What follows is another way of approaching k through topic coherence as demonstrated by Derek Greene. The current implementation is from his notebook with the following steps:

1. Create the topic models
2. Build word embedding models
3. Select the number of topics

### 1. Create the Topic Models

In [None]:
kmin, kmax = 20, 80

In [None]:
topic_models = []
# try each value of k
for k in range(kmin, kmax + 1, 10):
    print("Applying NMF for k=%d ..." % k )
    # run NMF
    model = NMF( init="nndsvd", n_components=k ) 
    W = model.fit_transform( tfidf )
    H = model.components_    
    # store for later
    topic_models.append( (k,W,H) )

### 2. Build the Word Embedding Models

In [None]:
class TokenGenerator:
    def __init__( self, documents, stopwords ):
        self.documents = documents
        self.stopwords = stopwords
        self.tokenizer = re.compile( r"(?u)\b\w\w+\b" )

    def __iter__( self ):
        print("Building Word2Vec model ...")
        for doc in self.documents:
            tokens = []
            for tok in self.tokenizer.findall( doc ):
                if tok in self.stopwords:
                    tokens.append( "<stopword>" )
                elif len(tok) >= 2:
                    tokens.append( tok )
            yield tokens

In [None]:
docgen = TokenGenerator( talks, stopwords )
# the model has 500 dimensions, the minimum document-term frequency is 20
w2v_model = gensim.models.Word2Vec(docgen, size=500, min_count=20, sg=1)

In [None]:
print( f"Model has {len(w2v_model.wv.vocab)} terms." )

In [None]:
w2v_model.save("../output/w2v_model.bin")

In [None]:
# To re-load this model, run
#w2v_model = gensim.models.Word2Vec.load("w2v-model.bin")
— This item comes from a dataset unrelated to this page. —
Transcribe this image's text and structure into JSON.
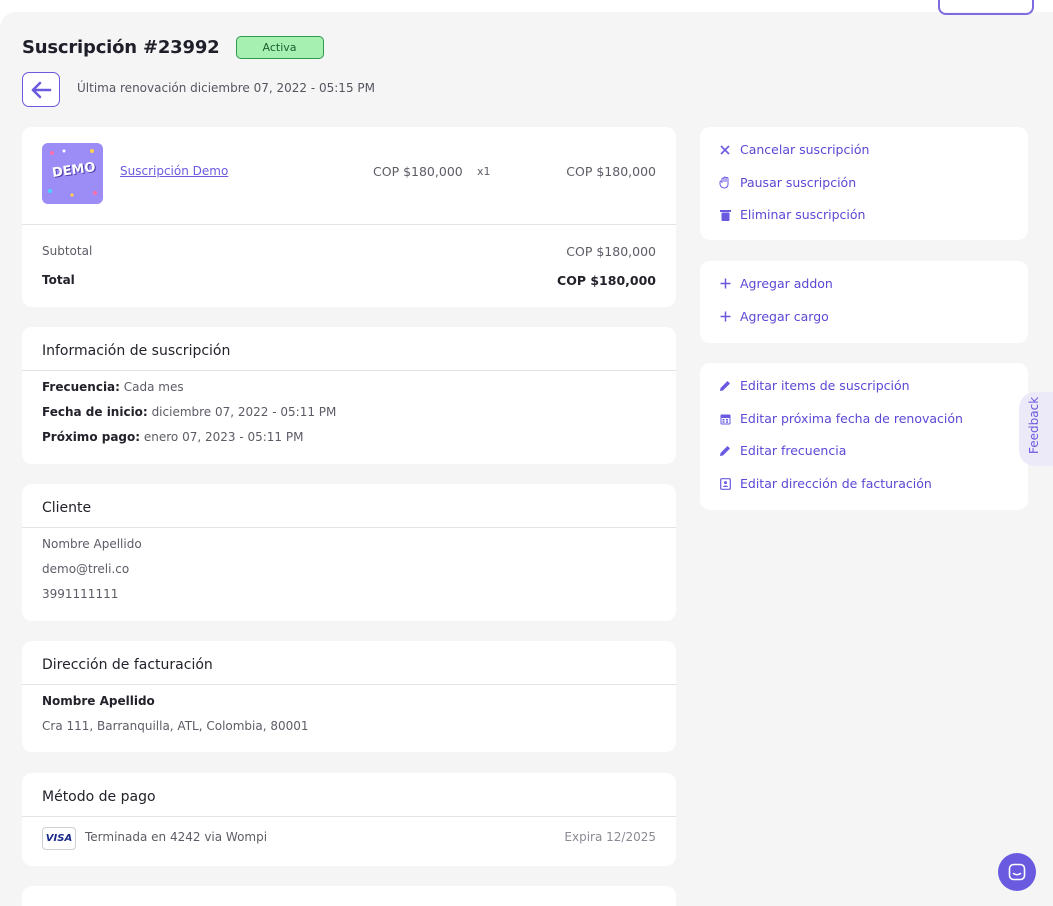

### 3. Select the Number of Topics

In [None]:
def calculate_coherence( w2v_model, term_rankings ):
    overall_coherence = 0.0
    for topic_index in range(len(term_rankings)):
        # check each pair of terms
        pair_scores = []
        for pair in combinations( term_rankings[topic_index], 2 ):
            pair_scores.append( w2v_model.similarity(pair[0], pair[1]) )
        # get the mean for all pairs in this topic
        topic_score = sum(pair_scores) / len(pair_scores)
        overall_coherence += topic_score
    # get the mean score across all topics
    return overall_coherence / len(term_rankings)

def get_descriptor( all_terms, H, topic_index, top ):
    # reverse sort the values to sort the indices
    top_indices = np.argsort( H[topic_index,:] )[::-1]
    # now get the terms corresponding to the top-ranked indices
    top_terms = []
    for term_index in top_indices[0:top]:
        top_terms.append( all_terms[term_index] )
    return top_terms

In [None]:
k_values = []
coherences = []
for (k,W,H) in topic_models:
    # Get all of the topic descriptors - the term_rankings, based on top 10 terms
    term_rankings = []
    for topic_index in range(k):
        term_rankings.append( get_descriptor( terms, H, topic_index, 10 ) )
    # Now calculate the coherence based on our Word2vec model
    k_values.append( k )
    coherences.append( calculate_coherence( w2v_model, term_rankings ) )
    print(f"K={k}: Coherence={coherences[-1]:.4f}")

## NMF

With 45 as the most slightly suggested starting point, we run the NMF decomposition bracketing it with 35 and 55 and then hand inspecting the results.

In [None]:
# First a function to make printing the most associated words with a topic:
def print_keywords(model, feature_names, n_top_words):
    for topic_idx, topic in enumerate(model.components_):
        message = f"{topic_idx},"+" ".join([feature_names[i] 
                                            for i in topic.argsort()[:-n_top_words - 1:-1]])
        print(message)

In [None]:
import csv

In [None]:
# Currently not working:
# NameError: name 'topic_idx' is not defined
def save_to_csv(model, feature_names, keywords):
    with open(f'../output/topics-NMF-{n_components}.csv', mode='w') as the_file:
        writer = csv.writer(the_file, delimiter=',', quotechar='"', quoting=csv.QUOTE_MINIMAL)
        writer.writerow(f"{topic_idx},"+" ".join([feature_names[i] 
                                              for i in topic.argsort()[:-n_top_words - 1:-1]]))

In [None]:
n_top_words = 15
n_components = 55

# Here's our parameters
nmf = NMF(n_components = n_components, 
          init="nndsvd"
         )
model = nmf.fit(tfidf)
tfidf_feature_names = tfidf_vectorizer.get_feature_names()

In [None]:
# We used this to output the topics and then copy and paste them into a CSV.
# print_keywords(nmf, tfidf_feature_names, n_top_words)

In [None]:
W = model.fit_transform(X)
H = model.components_

In [None]:
# Create a dataframe from the resulting array
X = vec.fit_transform(texts)
term_matrix = pd.DataFrame(X.todense(), columns=vec.get_feature_names())
term_matrix.shape